Однако оказалось, что она еще не совсем здесь, тогда как я уже, можно сказать, была не совсем там. Так что я записала телефон Лилькиного временного пристанища, общежития для приезжих при курсах по изучению иврита, обещала позвонить, как только вернусь из командировки (Какие круглые глаза! Какое вытянувшееся лицо! Я — работаю! Меня посылают в командировки!), и с облегчением растворилась в иерусалимском мареве. А после этой встречи Иерусалим для меня погас. Небесный исчез, и земной померк. Больше я туда в мой скитальческий период не ездила. Неровен час, снова встречу противную завистницу и придется давать ей отчет о моей жизни-нескладухе.
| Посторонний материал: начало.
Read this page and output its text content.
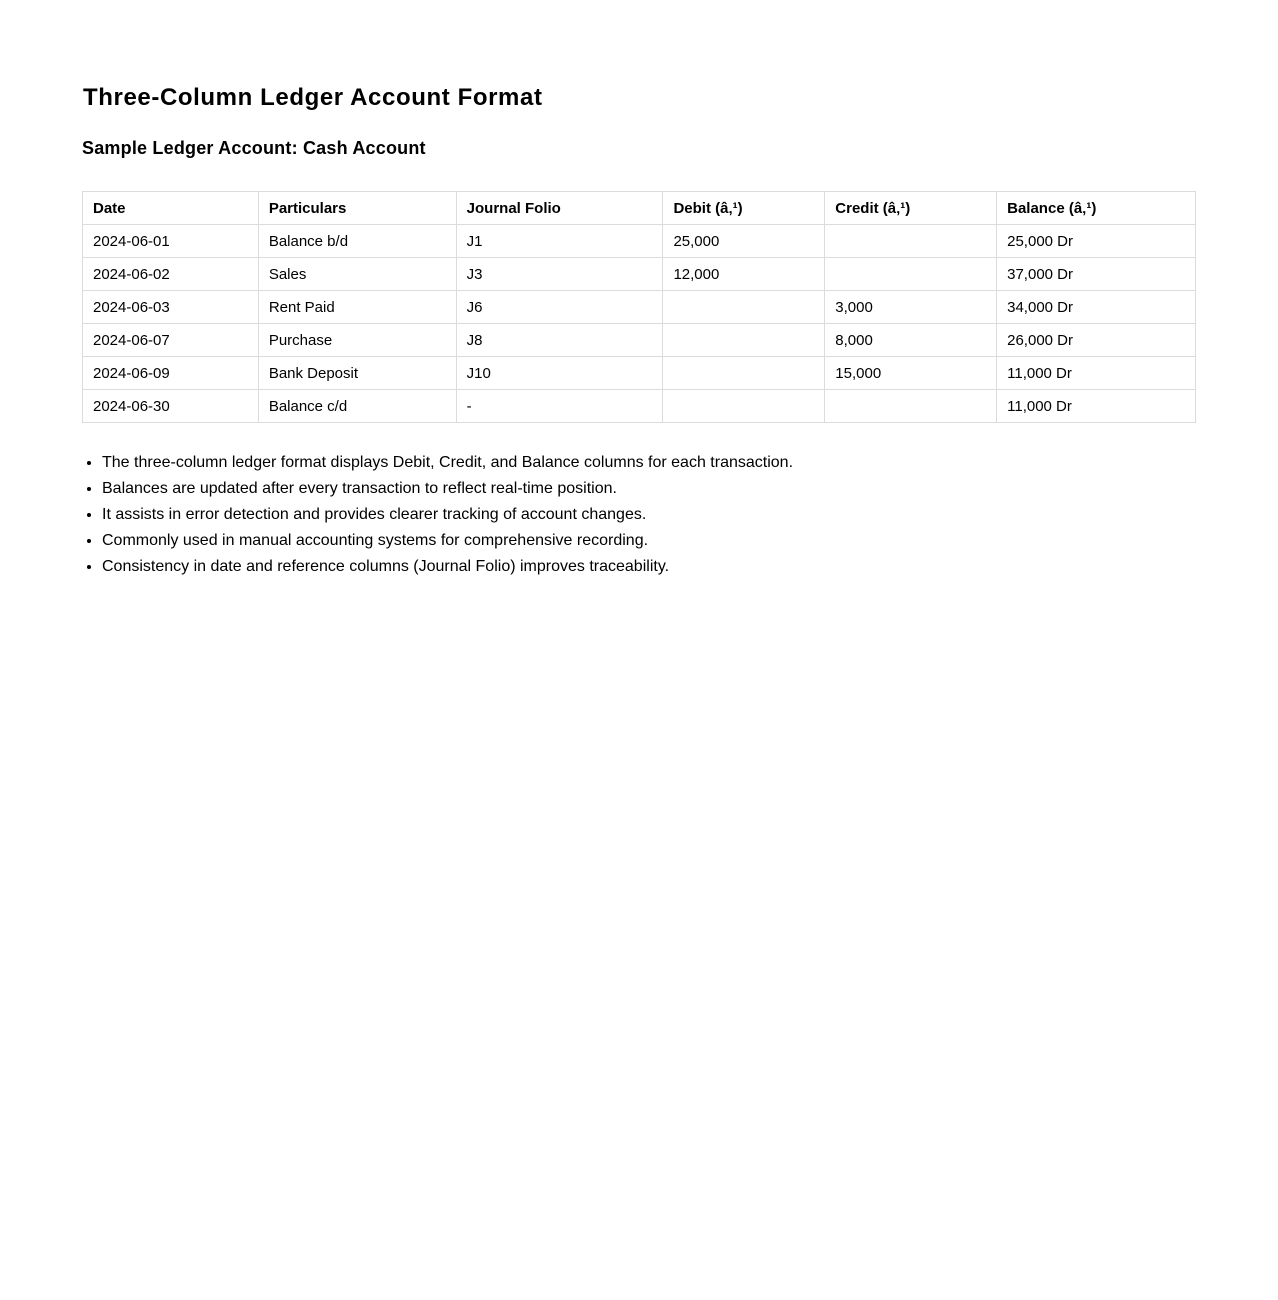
Three-Column Ledger Account Format
Sample Ledger Account: Cash Account
Date	Particulars	Journal Folio	Debit (â‚¹)	Credit (â‚¹)	Balance (â‚¹)
2024-06-01	Balance b/d	J1	25,000		25,000 Dr
2024-06-02	Sales	J3	12,000		37,000 Dr
2024-06-03	Rent Paid	J6		3,000	34,000 Dr
2024-06-07	Purchase	J8		8,000	26,000 Dr
2024-06-09	Bank Deposit	J10		15,000	11,000 Dr
2024-06-30	Balance c/d	-			11,000 Dr
• The three-column ledger format displays Debit, Credit, and Balance columns for each transaction.
• Balances are updated after every transaction to reflect real-time position.
• It assists in error detection and provides clearer tracking of account changes.
• Commonly used in manual accounting systems for comprehensive recording.
• Consistency in date and reference columns (Journal Folio) improves traceability.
Считайте, что Иерусалим все еще меня ждал. Я собиралась приехать туда, уже устроившись, снять номер в хорошей гостинице и рассматривать город как благополучная туристка. Надеялась при столь благоприятном стечении обстоятельств все-таки полюбить этот город нелегкою любовью. Заранее скажу, большой любви между нами и сегодня нет, но отношения вполне добрые. И когда лениво завтракаешь в ресторанчике Американской колонии ранним зимним утром, и клубы тумана, поднимающиеся из долины, доползают почти до каменных ступеней, а старый город колышется в этой сизой пене, то ли земной, то ли небесный… и то ли мэрия забыла выключить ночную подсветку, то ли включили подсветку на небесах… что там говорить! Но в те времена, о которых идет речь, мне и кофе с булочкой были не по карману, а в этой Колонии цены такие, что и богатые америкашки крякают, вытаскивая пухлые бумажники. Так что я оказалась права: любовь к месту, если она не вспыхивает вдруг от ничего, как сухая солома и русская женщина, требует времени, покоя и денег.
А Тель-Авив, что Тель-Авив? Я к нему привыкла. Он меня не манил и не влек, а словно дергал за косички. Ничего особо красивого по сторонам, но воздух такой… танцующий. И острый ветерок пощипывает щеки. Деревья шепчутся за спиной насмешливо, но не злобно. А торопливым и суматошным прохожим, заляпанным пятнами солнечного света, пробивающегося сквозь густые кроны бульвара, на тебя и вовсе наплевать. И это хорошо, потому что в тот день морда у меня была опухшая и в слезах. И вспоминать не хочется, из-за чего я стукнула тогда дверью и побежала задворками к автобусу. Горько было, так горько и тошно, впору удавиться. Я и поехала к морю.